IHS sees Wolfcamp Delaware promising

Aug. 12, 2015
The Wolfcamp Delaware in the western Permian basin is an emerging play that IHS analysts believe has the potential to sustain certain operators through the current oil-price downturn.

The Wolfcamp Delaware in the western Permian basin is an emerging play that IHS analysts believe has the potential to sustain certain operators through the current oil-price downturn.
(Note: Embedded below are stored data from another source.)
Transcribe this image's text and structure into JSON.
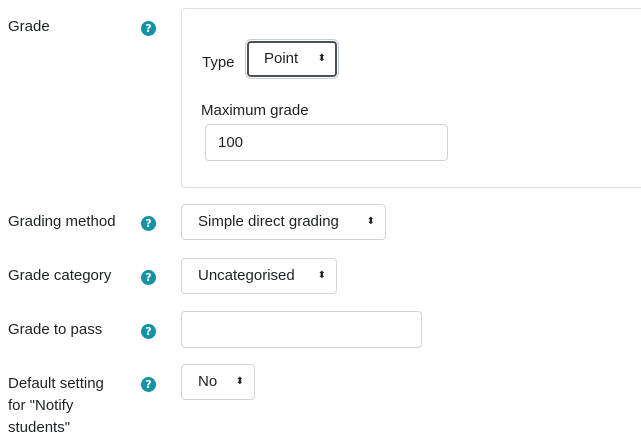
{
  "help_icon_glyph": "?",
  "colors": {
    "help_icon": "#1493a4",
    "text": "#1d2125",
    "border": "#ced4da"
  },
  "grade": {
    "label": "Grade",
    "type_label": "Type",
    "type_value": "Point",
    "max_grade_label": "Maximum grade",
    "max_grade_value": "100"
  },
  "grading_method": {
    "label": "Grading method",
    "value": "Simple direct grading"
  },
  "grade_category": {
    "label": "Grade category",
    "value": "Uncategorised"
  },
  "grade_to_pass": {
    "label": "Grade to pass",
    "value": ""
  },
  "notify_students": {
    "label_line1": "Default setting",
    "label_line2": "for \"Notify",
    "label_line3": "students\"",
    "value": "No"
  },
  "caret_glyph": "⬍"
}
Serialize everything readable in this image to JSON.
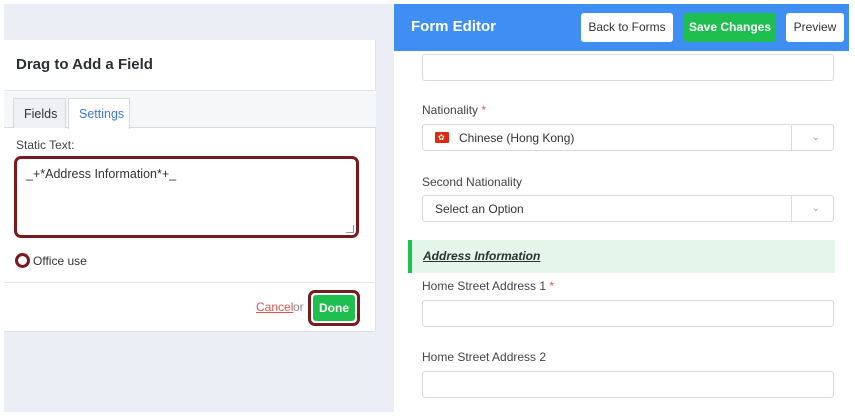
{
  "left_panel": {
    "title": "Drag to Add a Field",
    "tabs": [
      {
        "label": "Fields"
      },
      {
        "label": "Settings"
      }
    ],
    "static_text_label": "Static Text:",
    "static_text_value": "_+*Address Information*+_",
    "office_use_label": "Office use",
    "cancel_label": "Cancel",
    "or_label": "or",
    "done_label": "Done"
  },
  "header": {
    "title": "Form Editor",
    "back_label": "Back to Forms",
    "save_label": "Save Changes",
    "preview_label": "Preview"
  },
  "form": {
    "nationality": {
      "label": "Nationality",
      "required_mark": "*",
      "value": "Chinese (Hong Kong)"
    },
    "second_nationality": {
      "label": "Second Nationality",
      "value": "Select an Option"
    },
    "section_heading": "Address Information",
    "home_street_1": {
      "label": "Home Street Address 1",
      "required_mark": "*"
    },
    "home_street_2": {
      "label": "Home Street Address 2"
    }
  },
  "colors": {
    "header_blue": "#3f8ef4",
    "accent_green": "#1fbf4f",
    "highlight_red": "#7a1a1f",
    "required_red": "#e0534f"
  },
  "icons": {
    "flag": "hong-kong-flag-icon",
    "chevron": "chevron-down-icon"
  }
}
More companies are entering the Wolfcamp Delaware where the focus is sweet spot identification and delineation.

Unlike the developed Eagle Ford and Bakken plays, the Wolfcamp still has some growing to do to be considered mature, said an IHS Energy Wolfcamp Delaware Review released on June 24.

The Wolfcamp Delaware has some of the best normalized production of any US onshore play, with average peak production rates of 120 boed per 1,000 ft of lateral well drilled, which is nearly double that of the Wolfcamp Midland basin average.

Two early sweet spots are developing in the Central Gas and Southern Liquids subplays. IHS said normalized productivity has increased by more than 40% since early 2013. The Southern Liquids subplay has had more activity, with nearly twice the producing horizontal wells of the Central Gas subplay (127 wells and 60 wells, respectively).

"The Wolfcamp Delaware has promise, but right now, it is considered an adolescent in terms of its maturity," said Reed Olmstead, manager of the North American Supply Analytics Service at IHS Energy, and the principal analyst behind the analysis.

"The sweet spots are still being defined because these normalized production rates have not shown signs of flattening, which means the limits of the play have not yet been fully delineated, and operators are still learning how to best produce from this reservoir," Olmstead said.

As of May, more than 3,200 wells were producing in the Wolfcamp Delaware, with nearly 75% being horizontal wells. Of the total 3,200, more than 475 began production since January 2014.

"Additionally, a very high number of operators-150-have produced from the play to date as compared to fewer than 90 operators in the Eagle Ford shale," Olmstead said. "Despite that high number, you have just two operators who are dominant in the play-Concho Resources and Cimarex Energy, who are delineating and testing the limits of the various sweet spots and production streams of the play."

Concho Resources has been active in the Southern Liquids subplay, while Cimarex has been focused on the Central Gas subplay. Economics for both subplays has proved sufficient for drilling through the oil-price slump, but future delineation and possible expansion might be halted until commodity prices recover.

As a result, IHS expects a good bit of movement as more operators enter the play. Meanwhile some companies will exit for lack of quality assets or the financial stamina to wait for better breakeven prices.

Despite being the major operators there, IHS said Cimarex, Concho, Occidental Petroleum, and Clayton Williams still have relatively low well counts, especially in the subplays, which are expected to drive future production.

While well economics are representative of average historical returns, operators might be able to significantly improve their economics when the play is further delineated and developed.

Occidental's Pres. and Chief Executive Officer Steven I. Chazen, speaking at the IHS Energy CERAWeek 2015 Conference in Houston in April, underscored his company's bullish enthusiasm for the continuing potential of the Permian basin and its subplays.

Technological breakthroughs in energy production anticipated during the next decade could release 10-20 billion bbl of crude from the Permian, he said.

"The potential in the Permian is enormous," Chazen said. "I think we're on the edge of a major revolution in production in the Permian, and 25 years from now, I think the Permian will still be the premier basin."